Hayattaki aşırı düzensizliğin
başlıca nedenlerinden birisi herkesin hayatta iyi bir düzen kurmaya çalışması,
fakat hiç kimsenin hayatın kendisini düzene sokmak istememesidir.
*
Kitap
Finlandiya’nın nasıl kendini yeniden yaratmaya çalıştığını anlatıyor denebilir.
Aydınların, halkın cehaletini kırmak için neler yaptıkları, halk fakirlikten
kırılırken nasıl bir mücadele içinde oldukları Rus bir yazarın ağzından
aktarılıyor bize.
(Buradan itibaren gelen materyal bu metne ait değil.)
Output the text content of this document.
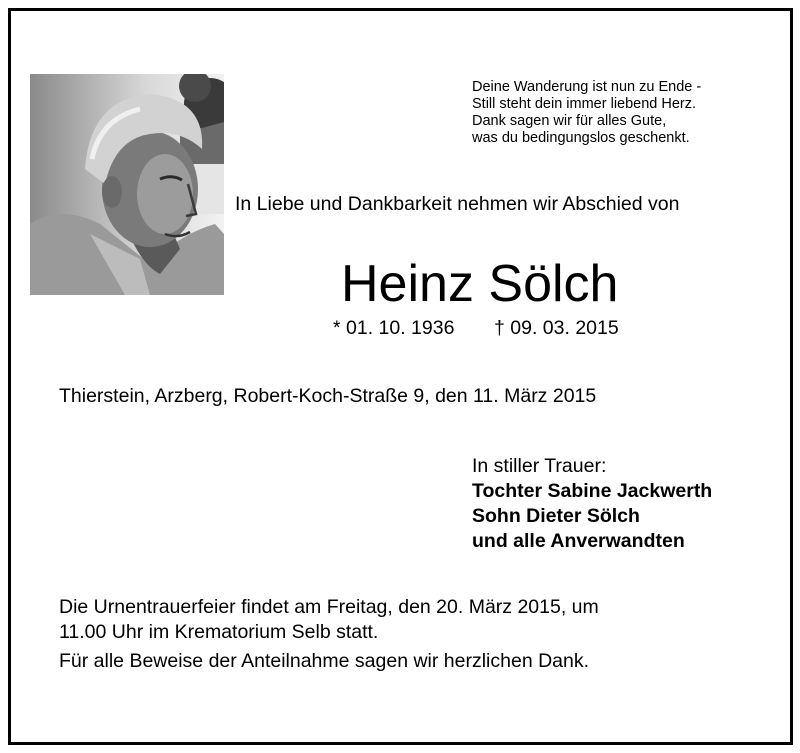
Deine Wanderung ist nun zu Ende -
Still steht dein immer liebend Herz.
Dank sagen wir für alles Gute,
was du bedingungslos geschenkt.
In Liebe und Dankbarkeit nehmen wir Abschied von
Heinz Sölch
* 01. 10. 1936 † 09. 03. 2015
Thierstein, Arzberg, Robert-Koch-Straße 9, den 11. März 2015
In stiller Trauer:
Tochter Sabine Jackwerth
Sohn Dieter Sölch
und alle Anverwandten
Die Urnentrauerfeier findet am Freitag, den 20. März 2015, um
11.00 Uhr im Krematorium Selb statt.
Für alle Beweise der Anteilnahme sagen wir herzlichen Dank.
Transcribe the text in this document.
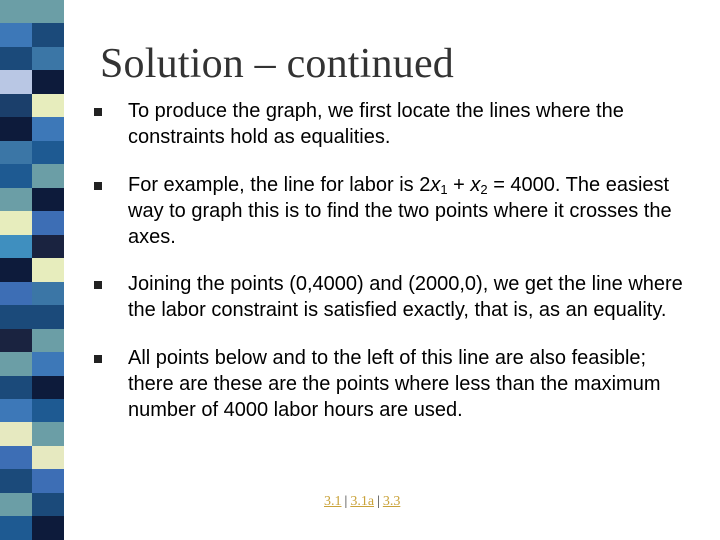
Solution – continued
To produce the graph, we first locate the lines where the constraints hold as equalities.
For example, the line for labor is $2x_1 + x_2 = 4000$. The easiest way to graph this is to find the two points where it crosses the axes.
Joining the points (0,4000) and (2000,0), we get the line where the labor constraint is satisfied exactly, that is, as an equality.
All points below and to the left of this line are also feasible; there are these are the points where less than the maximum number of 4000 labor hours are used.
3.1 | 3.1a | 3.3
Beni en çok etkileyen şeylerden biri, insanlar aç dolaşırken
bile gazete alıp okumaya, her daim kafalarını dinç tutmaya çalışmaları oldu.
Okumaya ve okuyanlara çok değer veren bir ülke olması belki de onların en büyük
avantajlarından biriydi.
Finlandiya’nın
büyük çoğunluğu bataklıklardan oluşuyormuş zamanında. Bu insanları
vazgeçirmemiş ama. Halk yılmamış, kayaları kırıp bataklıklara götürmüşler ve
yıllar içinde o bataklıkları verimli topraklara çevirmişler.
Halkın
aydın, okumuş, görmüş geçirmiş kesimi diğerlerini bilinçlendirmek için elinden
gelen her şeyi yapmışlar. Kenara çekilip halkı aşağılayanlar da olmuş ama
bunlar azınlıkta kalmışlar. Ülkeyi ilerletmek için her kesimden insan ele ele
vermiş yani. Kitabı okuduktan sonra Atatürk’ün neden okul müfredatına koymak
istediğini gayet iyi anlayacaksınız.
İçi yakıtla iyice doldurulmuş
lamba ‘Ne yapmam gerekiyor?’ diye sormaz.